Por Sergio Ramírez - 29/11/2009 - 3:20 am
Deportes, Futbol soccer

La ilusión de obtener la novena estrella regresó al estadio Azul que se intaló en las semifinales del torneo Apertura 2009 luego de vencer por 3-2 a un Puebla que vendió cara la derrota en la cancha del estadio Azul.

Luego del 4-4 en el juego de ida en Puebla, el conjunto cementero necesitaba por lo menos un empate para conseguir el boleto a la semifinal, instancia a la que regresa el equipo capitalino después de seis meses, ya que en la temporada ni siquiera llegó a la liguilla por ser último en la tabla general.

Desde los pirmeros minutos del partido, Cruz Azul se apoderó del balón y generó opciones de peligro hasta que al minuto 19, César Villaluz encontró el primer tanto en una descolgada en la que se apoyó en el argentino Emanuel Villa, quien después de una serie de rebotes pudo asistir a Villaluz para que este empujara el balón para el 1-0.

Nicolás Olivera regresó la esperanza al Puebla al minuto 30 luego de hacer una triangulación con Borgetti y Luis Noriega, éste dejó solo a Olivera frente al portero José de Jesús Corona, a quien se quittó sin porblemas y definió sin mayor complicación.

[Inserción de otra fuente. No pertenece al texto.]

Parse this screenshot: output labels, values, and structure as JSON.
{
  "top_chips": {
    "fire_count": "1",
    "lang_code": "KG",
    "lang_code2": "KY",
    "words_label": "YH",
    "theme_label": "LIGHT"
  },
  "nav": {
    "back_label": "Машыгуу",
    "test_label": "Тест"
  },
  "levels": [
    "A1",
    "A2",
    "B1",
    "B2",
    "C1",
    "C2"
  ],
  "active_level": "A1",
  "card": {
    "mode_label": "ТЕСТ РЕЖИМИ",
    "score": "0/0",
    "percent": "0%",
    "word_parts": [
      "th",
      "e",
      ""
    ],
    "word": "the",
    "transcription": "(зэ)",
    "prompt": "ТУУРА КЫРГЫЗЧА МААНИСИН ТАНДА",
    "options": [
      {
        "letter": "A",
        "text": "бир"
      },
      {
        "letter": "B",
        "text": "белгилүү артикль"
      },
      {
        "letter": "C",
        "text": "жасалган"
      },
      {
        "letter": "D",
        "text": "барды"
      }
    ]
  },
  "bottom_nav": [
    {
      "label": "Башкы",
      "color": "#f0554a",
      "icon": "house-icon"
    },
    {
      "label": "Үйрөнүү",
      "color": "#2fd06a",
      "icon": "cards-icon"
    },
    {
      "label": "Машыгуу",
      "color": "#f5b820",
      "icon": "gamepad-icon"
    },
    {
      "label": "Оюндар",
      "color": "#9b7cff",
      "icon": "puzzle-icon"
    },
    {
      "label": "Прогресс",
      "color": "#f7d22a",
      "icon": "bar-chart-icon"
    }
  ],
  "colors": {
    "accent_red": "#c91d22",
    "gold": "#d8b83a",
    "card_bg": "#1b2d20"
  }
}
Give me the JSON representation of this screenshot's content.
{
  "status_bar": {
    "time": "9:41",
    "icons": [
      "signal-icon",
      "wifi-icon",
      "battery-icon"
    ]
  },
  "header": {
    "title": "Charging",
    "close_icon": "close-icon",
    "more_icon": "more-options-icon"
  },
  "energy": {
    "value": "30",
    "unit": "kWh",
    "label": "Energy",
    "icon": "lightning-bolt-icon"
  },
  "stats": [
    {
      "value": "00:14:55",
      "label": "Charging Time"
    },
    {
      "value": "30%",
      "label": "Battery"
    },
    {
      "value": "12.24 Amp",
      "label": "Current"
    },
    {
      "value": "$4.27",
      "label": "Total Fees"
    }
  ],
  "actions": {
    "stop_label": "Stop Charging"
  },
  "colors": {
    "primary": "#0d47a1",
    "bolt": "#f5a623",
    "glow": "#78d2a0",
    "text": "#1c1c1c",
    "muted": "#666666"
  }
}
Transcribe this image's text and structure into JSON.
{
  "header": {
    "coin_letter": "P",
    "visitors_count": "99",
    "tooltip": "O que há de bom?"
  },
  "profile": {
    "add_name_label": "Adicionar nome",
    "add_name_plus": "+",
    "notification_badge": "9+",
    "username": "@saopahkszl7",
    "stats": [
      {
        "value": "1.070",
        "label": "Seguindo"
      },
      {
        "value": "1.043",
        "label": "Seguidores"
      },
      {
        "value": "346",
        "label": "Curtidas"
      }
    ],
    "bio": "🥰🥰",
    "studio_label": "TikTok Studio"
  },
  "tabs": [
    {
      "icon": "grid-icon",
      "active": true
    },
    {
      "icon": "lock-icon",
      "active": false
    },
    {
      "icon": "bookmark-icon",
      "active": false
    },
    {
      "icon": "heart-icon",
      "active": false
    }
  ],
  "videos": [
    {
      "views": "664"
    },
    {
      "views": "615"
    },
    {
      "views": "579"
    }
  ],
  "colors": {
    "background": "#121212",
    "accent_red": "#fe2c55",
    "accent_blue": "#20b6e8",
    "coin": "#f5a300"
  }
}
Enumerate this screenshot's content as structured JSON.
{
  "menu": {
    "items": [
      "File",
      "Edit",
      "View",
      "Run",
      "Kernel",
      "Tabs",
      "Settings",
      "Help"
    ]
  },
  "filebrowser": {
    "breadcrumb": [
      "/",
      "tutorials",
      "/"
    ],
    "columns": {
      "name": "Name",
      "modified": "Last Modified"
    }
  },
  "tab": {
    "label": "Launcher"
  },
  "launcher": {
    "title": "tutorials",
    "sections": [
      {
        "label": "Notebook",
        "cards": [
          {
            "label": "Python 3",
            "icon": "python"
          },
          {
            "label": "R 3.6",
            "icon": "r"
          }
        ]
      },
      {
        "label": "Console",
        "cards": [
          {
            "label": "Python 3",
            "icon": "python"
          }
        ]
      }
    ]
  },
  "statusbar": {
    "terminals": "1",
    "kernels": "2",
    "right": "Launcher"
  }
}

Sin embargo, cuatro minutos después, Julio César Domínguez le regresó la ventaja a los cementeros tras una falta que fue cobrada por Rogelio Chávez. El central celeste remató bien el centro con la cabeza y mandó el esférico al fondo de la portería para el 2-1.

De esta manera, Puebla estaba obligado a hacer dos goles más para avanzar a la siguiente instancia y pronto su reto incrementó con el tercer gol de los cementeros.

Corría el minuto 52 cuando Fausto Pinto sorprendió al portero Jorge Villalpando en la ejecución de un tiro libre que parecía ser de Emanuel Villa.

A partir de ese momento, Puebla intentó cortar la distancia en el marcador, se adueñó del balón y por medio de centros intentó marcar, pero José de Jesús Corona no permitió el tanto de La Franja que gracias a Olivera pudo acercarse en el marcador, pero ya era demasiado tarde al minuto 91.